Forum Moderators: open
[webmasterworld.com...]
ODP seems to have a link rot percentage of about 10%. Can anyone verify this number? What measures can be taken?
If you do find a bad url (or one that's been hijacked by an adult or spam site, or one that's moved, etc.) please use the "update URL" link on the top right of the category page at dmoz.org to alert an editor.
On the other hand, it has been a long time since the last run
Huh? I have a Robozilla hit in my server logs from Saturday. Looks like the last hit of Robozilla run that began in late July.
Previous Robozilla attacks are in mid-May and late March. Without digging any further into my logs, I'd say they're running Robozilla every other month or so. That's probably better than most of the competition.
(I almost never run into a 404 at dmoz.org. What I do run into is domains with changed missions. If dmoz.org has a problem with linkrot, the problem isn't with 404 errors; the problem is with expired domains that gets snapped up so quickly the link-checker didn't get a chance to catch them. Yahoo's got the same problem. Blame the registrars: if they would pull domains from the zone file during the expiry grace period, link-checkers would have a chance to notice lapsed domains.)
It would be cool if Robozilla ran monthly ...

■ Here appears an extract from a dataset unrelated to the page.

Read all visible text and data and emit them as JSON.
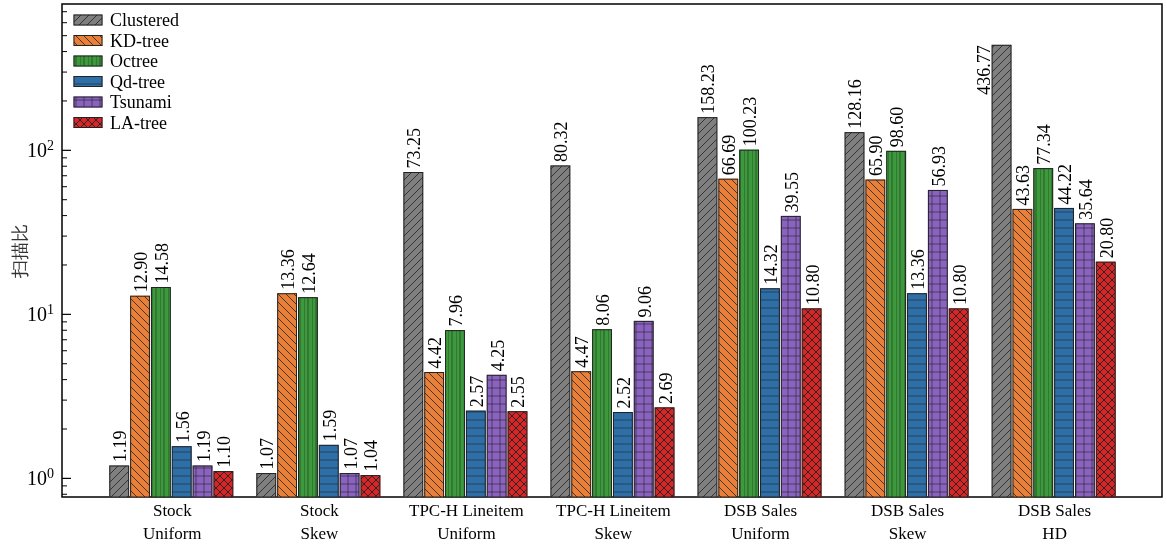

The way Robozilla operates is that it makes two runs two weeks apart. The first run flags any "problem" domains. The second run re-checks the problem domains to see if any of them are back to normal. Only then are the sites flagged for regular editors.
When you figure this two week schedule in, plus the amount of time it takes for editors to clear all of the errors from the first run (around a month), it means that Robozilla can be run at most every 6 weeks.
A redirect status is not the same as a rotten link. If the redirect is due to some browser checking scripts, or used to add a session ID to the URL, I wouldn't label the original link "rotten".
Sometimes web servers redirect URLs like [example.com...] to [example.com...] and though the latter URL is the correct, I'd suspect that the former is more stable as it usually will stay the same even if the webmaster change from index.html to for example default.asp or index.php - URLs that doesn't change are supposted to be a good thing rather than rotten. ;)
If real life fas pefect and every webmaster used the correct status code I'd probably have a slightly different opinion about redirects, but real life is far from perfect.
Rotten links may return a server status (usually 404, 410 or 500, and some may include 403 as well), a connection time-out or a DNS problem. When ODP looks for rotten links, it will retry any URL that appears to be rotten. That way temporary server/network problems will not be labeled as link rot.
When I double-checked:
** Some of them were good....Robzilla hadn't been able to find them, but the site had popped back up by the time I checked it. Servers do die from time to time.
** A couple were in the unreviewed queue as "updated URL".
** A few had changed URLs without bothering to tell anyone....These I tracked down via other sources.
** The rest seemed to be offline for good....If the site was still untracable a few weeks after the Robzilla report, I chucked it out.
Sorry, but I don't have precise %s for these three possibilities.